Le 12 août 1999 est assurément une date importante (3) dans ce panorama de la désobéissance civile en France. Il a suffi d’une action illégale, non-violente et assumée au grand jour pour susciter un véritable « raz de marée médiatique» (4), selon les mots de Léon Maillé, éleveur de brebis sur le plateau du Larzac. Ce jour-là, plusieurs dizaines de militants de la Confédération paysanne, dont José Bové, investissent le chantier du Mac Donald en construction à Millau, démontent cloisons, portes et fenêtres et les déchargent devant les grilles de la sous-préfecture. L’affaire fait la une des médias, après qu’une dépêche de l’AFP ait évoqué l’action en parlant de « saccage » du restaurant. La médiatisation du conflit devient particulièrement intense après la mise en examen de plusieurs participants et l’incarcération de José Bové qui se livre lui-même à la justice le 19 août.

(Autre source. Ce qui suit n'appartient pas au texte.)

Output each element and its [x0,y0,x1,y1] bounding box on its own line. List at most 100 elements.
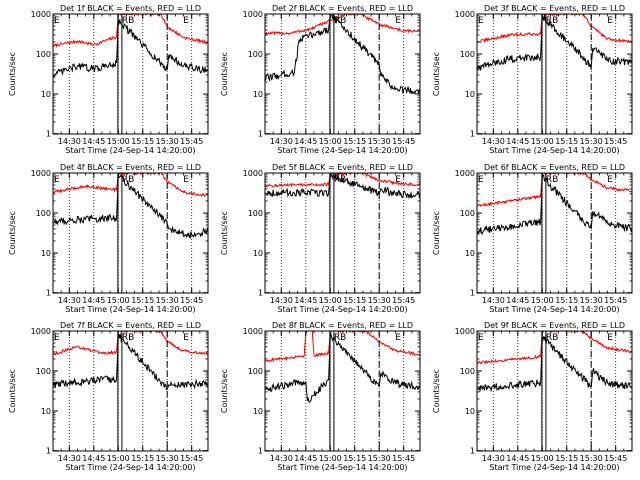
x-tick-label: 14:45 [506,296,529,305]
x-tick-label: 15:15 [343,137,366,146]
y-axis-label: Counts/sec [220,211,229,255]
y-axis-label: Counts/sec [8,369,17,413]
marker-label: E [395,333,401,343]
plot-frame [52,330,209,452]
marker-label: RB [334,16,346,26]
x-tick-label: 15:30 [368,296,391,305]
x-tick-label: 14:45 [294,137,317,146]
series-line-black-events [265,14,420,95]
x-tick-label: 15:45 [180,454,203,463]
x-tick-label: 15:45 [604,137,627,146]
chart-title: Det 1f BLACK = Events, RED = LLD [60,4,201,13]
x-tick-label: 14:45 [294,296,317,305]
plot-frame [52,13,209,135]
y-tick-label: 1000 [243,10,263,19]
x-axis-label: Start Time (24-Sep-14 14:20:00) [489,146,619,155]
x-tick-label: 15:45 [180,296,203,305]
y-tick-label: 100 [460,50,475,59]
y-axis-label: Counts/sec [432,52,441,96]
marker-label: E [183,175,189,185]
chart-title: Det 5f BLACK = Events, RED = LLD [272,163,413,172]
plot-frame [264,330,421,452]
x-tick-label: 15:00 [531,454,554,463]
y-tick-label: 1 [46,289,51,298]
x-tick-label: 14:30 [270,296,293,305]
y-axis-label: Counts/sec [220,52,229,96]
y-tick-label: 10 [465,249,475,258]
marker-label: E [183,333,189,343]
series-line-red-lld [265,14,420,36]
x-tick-label: 15:00 [107,137,130,146]
marker-label: E [478,16,484,26]
x-tick-label: 15:15 [555,137,578,146]
y-tick-label: 100 [460,209,475,218]
series-line-black-events [477,14,632,71]
x-tick-label: 15:15 [131,137,154,146]
y-axis-label: Counts/sec [220,369,229,413]
series-line-red-lld [265,173,420,188]
marker-label: E [478,175,484,185]
x-tick-label: 14:30 [270,137,293,146]
x-tick-label: 15:30 [368,454,391,463]
y-axis-label: Counts/sec [432,211,441,255]
x-tick-label: 15:45 [392,137,415,146]
x-tick-label: 15:00 [107,454,130,463]
marker-label: E [395,16,401,26]
marker-label: E [54,16,60,26]
x-tick-label: 15:30 [580,454,603,463]
x-tick-label: 14:30 [482,296,505,305]
y-tick-label: 10 [465,90,475,99]
x-tick-label: 15:00 [107,296,130,305]
y-tick-label: 100 [36,367,51,376]
x-tick-label: 14:45 [82,137,105,146]
x-tick-label: 15:45 [180,137,203,146]
marker-label: RB [546,16,558,26]
y-tick-label: 10 [41,90,51,99]
x-tick-label: 14:45 [294,454,317,463]
y-tick-label: 100 [36,209,51,218]
plot-frame [476,330,633,452]
x-axis-label: Start Time (24-Sep-14 14:20:00) [65,305,195,314]
y-tick-label: 10 [253,249,263,258]
chart-panel-2: Det 2f BLACK = Events, RED = LLD RB E 1 10 10… [220,4,421,155]
x-tick-label: 15:45 [392,296,415,305]
chart-title: Det 6f BLACK = Events, RED = LLD [484,163,625,172]
marker-label: E [395,175,401,185]
y-tick-label: 1 [258,130,263,139]
x-tick-label: 14:30 [58,296,81,305]
x-tick-label: 15:30 [368,137,391,146]
y-tick-label: 10 [465,407,475,416]
y-tick-label: 1000 [243,327,263,336]
y-tick-label: 1000 [31,10,51,19]
series-line-black-events [477,336,632,393]
series-line-black-events [53,19,208,79]
series-line-black-events [265,333,420,403]
marker-label: E [607,333,613,343]
x-tick-label: 14:30 [482,137,505,146]
y-tick-label: 100 [248,209,263,218]
y-tick-label: 100 [248,367,263,376]
marker-label: E [54,175,60,185]
marker-label: RB [334,175,346,185]
x-tick-label: 15:15 [343,296,366,305]
y-axis-label: Counts/sec [432,369,441,413]
marker-label: RB [122,175,134,185]
x-tick-label: 15:00 [531,137,554,146]
y-tick-label: 10 [253,90,263,99]
x-axis-label: Start Time (24-Sep-14 14:20:00) [277,146,407,155]
plot-frame [264,13,421,135]
series-line-black-events [265,173,420,200]
x-axis-label: Start Time (24-Sep-14 14:20:00) [489,463,619,472]
x-tick-label: 15:30 [156,454,179,463]
x-tick-label: 14:30 [58,137,81,146]
y-tick-label: 100 [36,50,51,59]
series-line-black-events [53,333,208,391]
marker-label: E [183,16,189,26]
y-tick-label: 1000 [455,327,475,336]
x-tick-label: 15:30 [580,296,603,305]
y-tick-label: 1000 [31,169,51,178]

Si le débat autour du « saccage » ou du « démontage » du Mac Doc a occulté quelques temps l’objet de l’action, il n’en reste pas moins que la démarche de José Bové a largement contribué à sensibiliser l’opinion aux dangers de la « mal-bouffe » et à l’emprise de l’OMC. En refusant de sortir de prison, même en versant une caution, le leader syndicaliste applique à la lettre la philosophie de Thoreau et de Gandhi, ses inspirateurs : assumer pleinement les conséquences de son acte illégal. « Si la lutte contre l’OMC, si la lutte pour une nourriture saine et une agriculture propre nécessitent que des paysans soient en prison, déclare-t-il au journal Le Monde, alors je reste en prison ». Le défi de José Bové, brandissant ses poings menottés au sortir du palais de justice, va augmenter sa popularité et par conséquent la cause qu’il défend. Sa démarche, qui a su trouver les gestes, les symboles et les mots qui parlent à l’opinion a incontestablement popularisé l’action non-violente et la désobéissance civile. Quelques semaines plus tard, Seattle devenait le symbole de l’autre Amérique qui résiste, par des actions directes non-violentes et la désobéissance civile, aux puissants du libéralisme économique. Mais déjà, aux Etats-Unis comme en France, la logique de la « criminalisation » de la désobéissance collective par le pouvoir et les médias était en marche…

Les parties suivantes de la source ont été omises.